Like other del Toro films, it’s also beautiful and spooky all at once, and its director's heart faintly beats in the distance. That's a problem I’ve often found with his American films, all of which are riotously entertaining but have left me slightly cold. Likewise, Mimic never bores and looks spectacular, so it works from a fetishistic standpoint. If del Toro’s aim was to live up to the film’s title, he succeeded because Mimic looks, acts, and feels like everything a creature feature should be—it’s just lacking a fully formed thematic soul to elevate it above those trappings, which is perhaps what we expect from him these days. He was certainly disappointed in it himself and attempted to patch it up a couple of years back with a director’s cut that adds six minutes to the runtime to highlight some more character stuff.

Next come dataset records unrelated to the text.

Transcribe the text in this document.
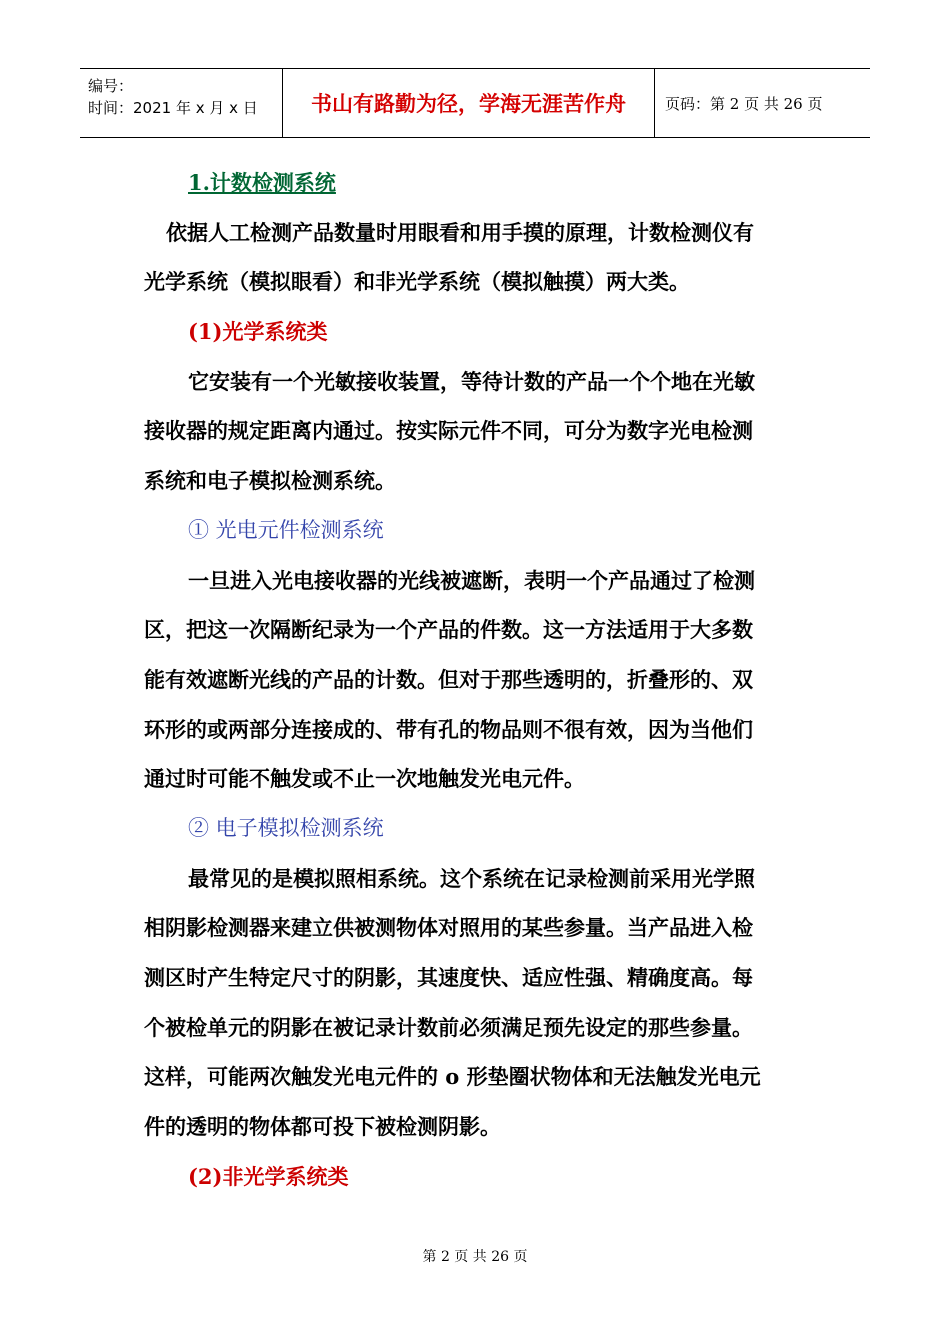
编号：
时间：2021 年 x 月 x 日	书山有路勤为径，学海无涯苦作舟	页码：第 2 页 共 26 页
1.计数检测系统
依据人工检测产品数量时用眼看和用手摸的原理，计数检测仪有
光学系统（模拟眼看）和非光学系统（模拟触摸）两大类。
(1)光学系统类
它安装有一个光敏接收装置，等待计数的产品一个个地在光敏
接收器的规定距离内通过。按实际元件不同，可分为数字光电检测
系统和电子模拟检测系统。
① 光电元件检测系统
一旦进入光电接收器的光线被遮断，表明一个产品通过了检测
区，把这一次隔断纪录为一个产品的件数。这一方法适用于大多数
能有效遮断光线的产品的计数。但对于那些透明的，折叠形的、双
环形的或两部分连接成的、带有孔的物品则不很有效，因为当他们
通过时可能不触发或不止一次地触发光电元件。
② 电子模拟检测系统
最常见的是模拟照相系统。这个系统在记录检测前采用光学照
相阴影检测器来建立供被测物体对照用的某些参量。当产品进入检
测区时产生特定尺寸的阴影，其速度快、适应性强、精确度高。每
个被检单元的阴影在被记录计数前必须满足预先设定的那些参量。
这样，可能两次触发光电元件的 o 形垫圈状物体和无法触发光电元
件的透明的物体都可投下被检测阴影。
(2)非光学系统类
第 2 页 共 26 页
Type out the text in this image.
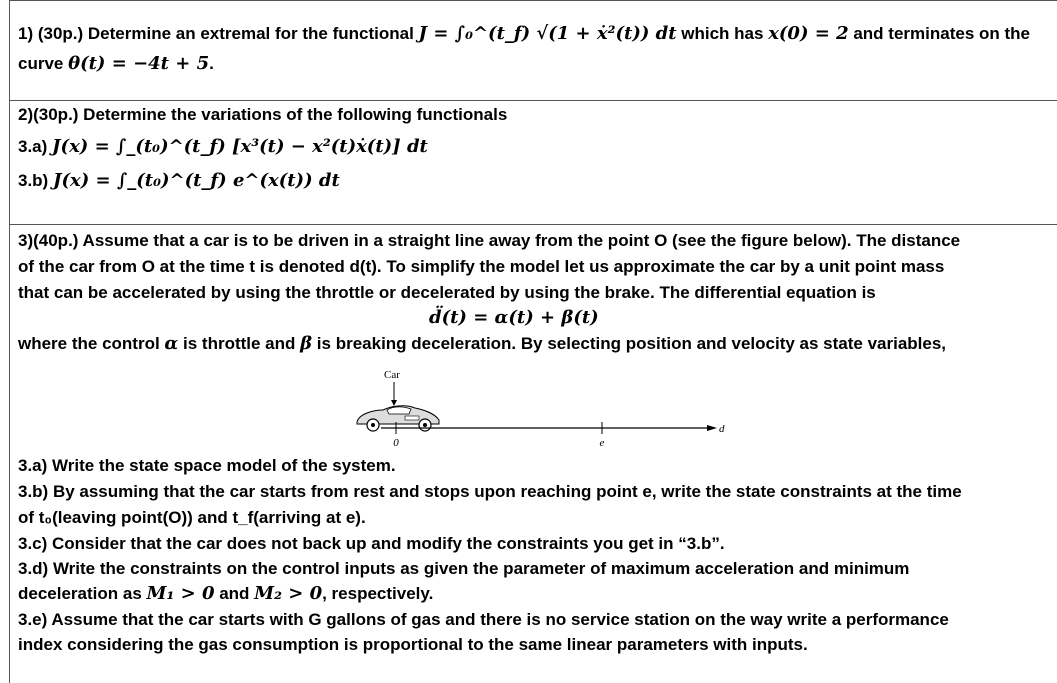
1) (30p.) Determine an extremal for the functional J = ∫₀^(t_f) √(1 + ẋ²(t)) dt which has x(0) = 2 and terminates on the
curve θ(t) = −4t + 5.
2)(30p.) Determine the variations of the following functionals
3.a) J(x) = ∫_(t₀)^(t_f) [x³(t) − x²(t)ẋ(t)] dt
3.b) J(x) = ∫_(t₀)^(t_f) e^(x(t)) dt
3)(40p.) Assume that a car is to be driven in a straight line away from the point O (see the figure below). The distance
of the car from O at the time t is denoted d(t). To simplify the model let us approximate the car by a unit point mass
that can be accelerated by using the throttle or decelerated by using the brake. The differential equation is
d̈(t) = α(t) + β(t)
where the control α is throttle and β is breaking deceleration. By selecting position and velocity as state variables,
Car
0	e
d
3.a) Write the state space model of the system.
3.b) By assuming that the car starts from rest and stops upon reaching point e, write the state constraints at the time
of t₀(leaving point(O)) and t_f(arriving at e).
3.c) Consider that the car does not back up and modify the constraints you get in “3.b”.
3.d) Write the constraints on the control inputs as given the parameter of maximum acceleration and minimum
deceleration as M₁ > 0 and M₂ > 0, respectively.
3.e) Assume that the car starts with G gallons of gas and there is no service station on the way write a performance
index considering the gas consumption is proportional to the same linear parameters with inputs.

The result is a minor improvement at best, but the extras found on the Blu-ray make for a comprehensive look at a film that was clearly a personal failure for its director. Over the course of several special features, del Toro doesn’t shy away from it, nor does he seem particularly ashamed of it anymore, and it’s always refreshing to see anyone with this type of candor and class (he takes the blame for the film's failings despite Dimension's infamous handling of it). Mimic is certainly a fascinating film—even though it doesn’t quite work, it’s an oddly elegant riff on a B-movie staple that separates itself from its more anonymous contemporaries. As always, beware the retroactive powers of the auteur theory, but Mimic is the work of a born filmmaker desperately trying to break loose from Hollywood’s shackles. Del Toro managed to wring himself loose, if only just barely. Buy it!